The endeavour is a significant milestone for the burgeoning UAE Space Agency, just established in 2014, as it follows up on its success in sending the Amal, or "Hope," probe to Mars. The new journey would span a distance over ten times greater than the Mars mission.
The explorer is named MBR after Dubai's ruler Sheikh Mohammed bin Rashid Al Maktoum, who also serves as the vice president and prime minister of the hereditarily ruled UAE. It will first make its way toward Venus where the planet's gravitational pull will slingshot it back past the Earth and then Mars.
The craft will eventually reach the asteroid belt, flying as close as 150 kilometres to the celestial boulders and covering a total distance of 5 billion kilometres.
In October 2034, the craft is expected to make its final thrust to the seventh and last asteroid, named Justitia, before deploying a lander over a year later.

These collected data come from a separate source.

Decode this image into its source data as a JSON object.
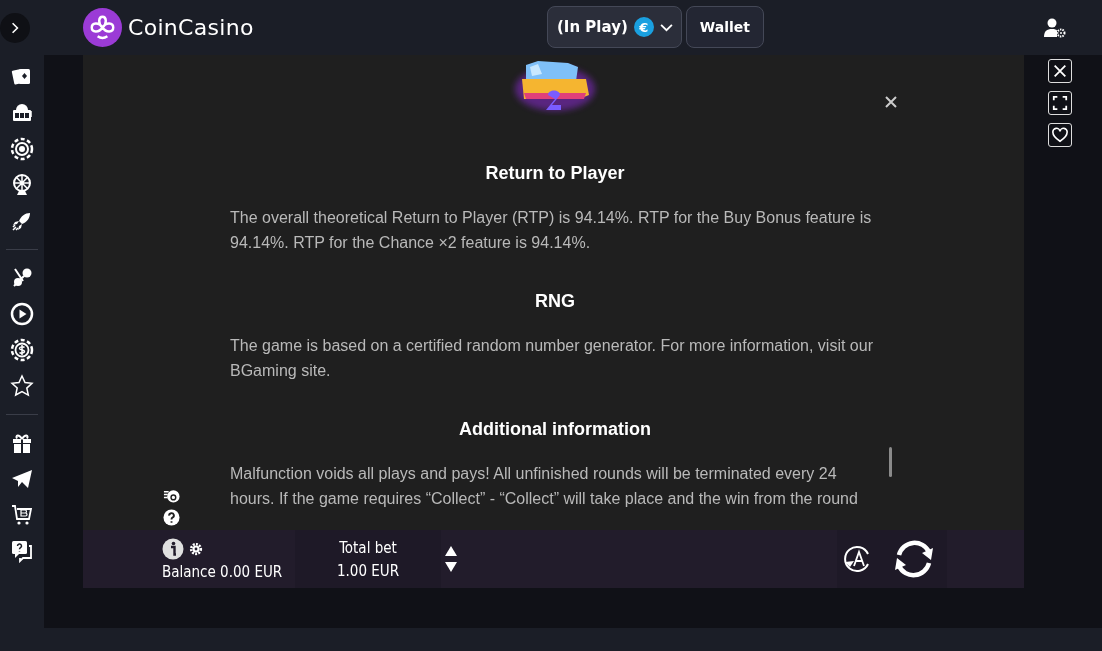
{
  "header": {
    "logo_text": "CoinCasino",
    "balance_button": {
      "label": "(In Play)",
      "currency": "€"
    },
    "wallet_button": "Wallet"
  },
  "game": {
    "sections": [
      {
        "heading": "Return to Player",
        "text": "The overall theoretical Return to Player (RTP) is 94.14%. RTP for the Buy Bonus feature is 94.14%. RTP for the Chance ×2 feature is 94.14%."
      },
      {
        "heading": "RNG",
        "text": "The game is based on a certified random number generator. For more information, visit our BGaming site."
      },
      {
        "heading": "Additional information",
        "text": "Malfunction voids all plays and pays! All unfinished rounds will be terminated every 24 hours. If the game requires “Collect” - “Collect” will take place and the win from the round"
      }
    ],
    "bar": {
      "balance": "Balance 0.00 EUR",
      "total_bet_label": "Total bet",
      "total_bet_value": "1.00 EUR"
    }
  }
}
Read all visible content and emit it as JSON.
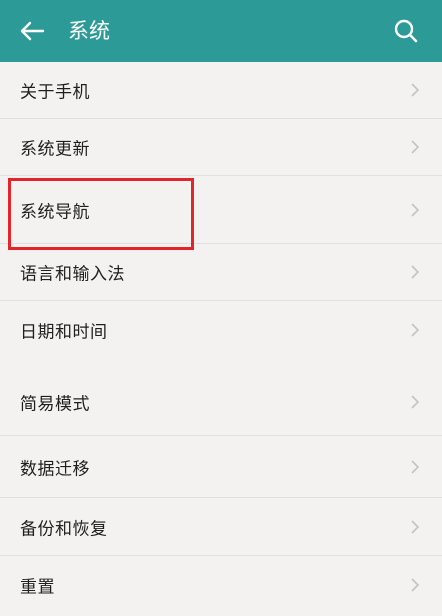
{
  "header": {
    "title": "系统",
    "back_icon": "arrow-left-icon",
    "search_icon": "search-icon",
    "background_color": "#2c9b97"
  },
  "settings": {
    "items": [
      {
        "label": "关于手机"
      },
      {
        "label": "系统更新"
      },
      {
        "label": "系统导航"
      },
      {
        "label": "语言和输入法"
      },
      {
        "label": "日期和时间"
      },
      {
        "label": "简易模式"
      },
      {
        "label": "数据迁移"
      },
      {
        "label": "备份和恢复"
      },
      {
        "label": "重置"
      }
    ],
    "chevron_icon": "chevron-right-icon"
  },
  "annotation": {
    "highlight_color": "#e2252b",
    "highlighted_item": "系统导航"
  }
}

Justitia, believed to be one of only two known red asteroids, is thought to potentially have a surface laden with organic substances and to originate from the region where the giant planets formed, or even beyond.
"It's one of the two reddest objects in the asteroid belt, and scientists don't really understand why it's so red," said Hoor AlMaazmi, a space science researcher at the UAE space agency. "There are theories about it being originally from the Kuiper Belt and where there's much more red objects there. So that's one thing that we can study because it has the potential for it to be water rich as well."
The MBR Explorer will deploy a landing craft to study the surface of Justitia that is fully developed by UAE private start-up companies. It may lay the ground for possible future resource extraction from asteroids to eventually support extended human missions in space -- and maybe even the UAE's ambitious goal of building a colony on Mars by 2117.
"We have identified different key areas that we want startups in the private sector to be part of, and we will engage with them through that. And we understand that the knowledge we have in the UAE is you know still being built. We will provide these startups with the knowledge they need," said Al Awadhi.